# Irrigation horror stories



## thebmrust (Jun 29, 2020)

Well, maybe not "horror" but frustrations.
Okay, I'll start...

Our irrigation canals filled about three weeks ago. Our local zone was turned on April 8th

I pulled the filter last fall so this was a purge...
Opened the main supply and a leak on my side of the first elbow.
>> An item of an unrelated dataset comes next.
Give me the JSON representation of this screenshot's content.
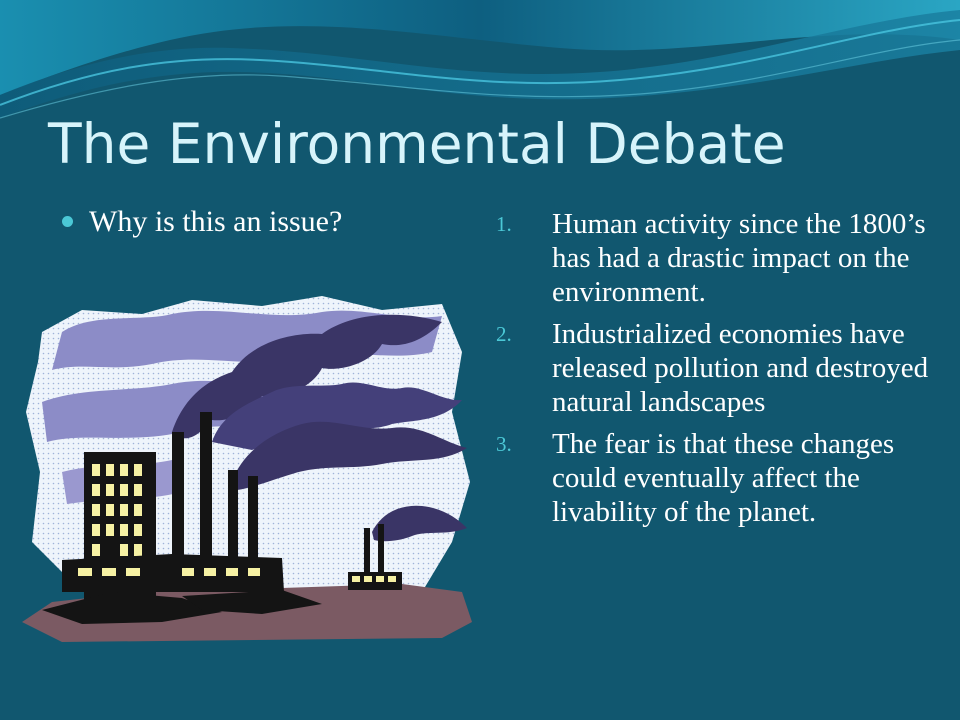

Went to local irrigation house and dropped $50 on parts.
Went to fix the leak... All the galvanized has rusted together. Strike one. Parts won't work.
Went to big box store grabbed other parts for $30. Won't work. Strike two. Went back to big box store to get a fiberglass patch as a bandaid. Still leaking. Ack.


----------



## grant321 (Mar 22, 2021)

Someone in my neighborhood decided they need screws for their irrigation valves. They just stole the ones off mine. I just don't know any more. I guess aliens are really coming in 2021.


----------



## thebmrust (Jun 29, 2020)

Was that a prank? Maybe hoping it would geyser up? So weird.


----------



## Ware (Jan 28, 2017)

grant321 said:


> Someone in my neighborhood decided they need screws for their irrigation valves. They just stole the ones off mine. I just don't know any more. I guess aliens are really coming in 2021.


That's bizarre. That would be like stealing the valve cores out of someone's tires. :lol:


----------